While the idea of additional meetings outside of class might initially sound burdensome, for me this has been one of the most rewarding aspects of teaching in Humanities. My experience of teaching in general is that, apart from class meetings, it’s often solitary: reading, prepping, and writing all require seclusion. And while I likely wouldn’t have been drawn to academia if I didn’t find these conditions congenial, the sense of common purpose and mutual support that can come from collaborative teaching is often energizing. From a pedagogical point of view, regular team meetings and plenary sessions, in which one has a chance to see other faculty at work with students, are an opportunity to discuss and observe different pedagogical methods, strategies, and tricks of the trade – different ways of approaching texts, of leading class discussions, or commenting on student work. I’ve heard colleagues describe the program as a laboratory for teaching, which gestures toward this sharing of pedagogies and the ways it can inspire new ideas for one’s own teaching.

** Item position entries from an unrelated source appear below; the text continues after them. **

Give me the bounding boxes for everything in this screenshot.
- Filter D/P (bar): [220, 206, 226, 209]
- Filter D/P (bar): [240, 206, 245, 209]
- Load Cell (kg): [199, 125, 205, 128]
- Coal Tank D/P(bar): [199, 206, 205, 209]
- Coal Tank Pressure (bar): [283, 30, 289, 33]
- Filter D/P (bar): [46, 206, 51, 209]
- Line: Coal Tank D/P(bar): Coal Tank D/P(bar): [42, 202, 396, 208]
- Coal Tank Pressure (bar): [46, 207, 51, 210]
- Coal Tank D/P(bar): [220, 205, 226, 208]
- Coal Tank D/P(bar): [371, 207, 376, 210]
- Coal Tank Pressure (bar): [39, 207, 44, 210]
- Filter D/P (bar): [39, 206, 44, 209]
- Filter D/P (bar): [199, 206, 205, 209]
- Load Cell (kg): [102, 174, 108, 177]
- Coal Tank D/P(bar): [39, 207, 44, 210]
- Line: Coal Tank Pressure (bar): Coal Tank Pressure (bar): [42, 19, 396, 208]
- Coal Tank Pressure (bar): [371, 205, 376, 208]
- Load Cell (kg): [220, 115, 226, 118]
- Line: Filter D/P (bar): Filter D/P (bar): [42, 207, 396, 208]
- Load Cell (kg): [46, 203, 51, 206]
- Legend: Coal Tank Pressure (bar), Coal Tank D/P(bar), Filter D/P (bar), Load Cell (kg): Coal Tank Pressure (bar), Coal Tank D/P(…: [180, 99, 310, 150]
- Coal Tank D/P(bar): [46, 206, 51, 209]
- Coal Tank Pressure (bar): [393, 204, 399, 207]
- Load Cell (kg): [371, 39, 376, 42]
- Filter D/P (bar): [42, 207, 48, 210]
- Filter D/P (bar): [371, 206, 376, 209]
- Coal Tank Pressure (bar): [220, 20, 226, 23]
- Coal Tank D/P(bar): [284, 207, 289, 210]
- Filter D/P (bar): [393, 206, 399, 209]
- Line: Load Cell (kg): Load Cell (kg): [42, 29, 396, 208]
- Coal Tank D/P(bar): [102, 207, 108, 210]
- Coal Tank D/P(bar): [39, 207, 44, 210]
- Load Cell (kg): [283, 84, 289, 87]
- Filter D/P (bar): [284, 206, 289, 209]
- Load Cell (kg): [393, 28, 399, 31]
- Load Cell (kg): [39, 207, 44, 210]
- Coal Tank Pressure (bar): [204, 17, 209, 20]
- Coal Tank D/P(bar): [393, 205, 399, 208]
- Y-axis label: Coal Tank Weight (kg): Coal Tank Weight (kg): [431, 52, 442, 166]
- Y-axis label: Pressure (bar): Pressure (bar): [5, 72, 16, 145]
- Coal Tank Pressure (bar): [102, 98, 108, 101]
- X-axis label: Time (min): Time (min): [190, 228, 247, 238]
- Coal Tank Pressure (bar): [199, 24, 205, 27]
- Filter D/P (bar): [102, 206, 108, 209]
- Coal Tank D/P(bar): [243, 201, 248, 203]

You might think of teaching in a Humanities course as akin to a semester-long version of the CFT’s Celebration of Teaching, with the difference that you too are teaching in the course you’re observing. And this difference makes a difference. Because the teams are interdisciplinary, you will often find yourself teaching texts outside of your discipline. This can be a source of anxiety, but leaving your intellectual comfort zone can also have salutary effects on your teaching. Giving up the pretense of authority and expertise concerning all of the texts the course covers can make students more willing to venture their own ideas and hypotheses, and transforms the classroom into a more collaborative space in which both you and the students have a shared responsibility to make sense of the texts you’re grappling with. Modeling curiosity can be the goal, rather than performing expertise. And colleagues with the relevant expertise are generous in sharing tips for approaching particular texts and topics.
I could say more about the program, but in the interest of not taking up too much of your time with this post I’ll bring things to a close. I hope the foregoing gives you some idea of the appeal of Humanities and how it works, but if you have questions about the program that I haven’t answered here I, or any of the other faculty involved in the program, would be happy to try to answer them. I’ll end with some of the analogies that I cycle through in thinking about what I value about the program. It sometimes has the feel of a reading group with other interested faculty. It often strikes me as a remedial education, giving me time to read texts and think about topics that I should have read or thought about long ago. More recently I’ve valued the ways it functions as a semester long pedagogical workshop. And in the busier and more stressful times of the semester, it can function as a teaching support group, in which we commiserate over the frustrations and anxieties of teaching and brainstorm ways of addressing them. If any of this sounds appealing to you, then consider joining!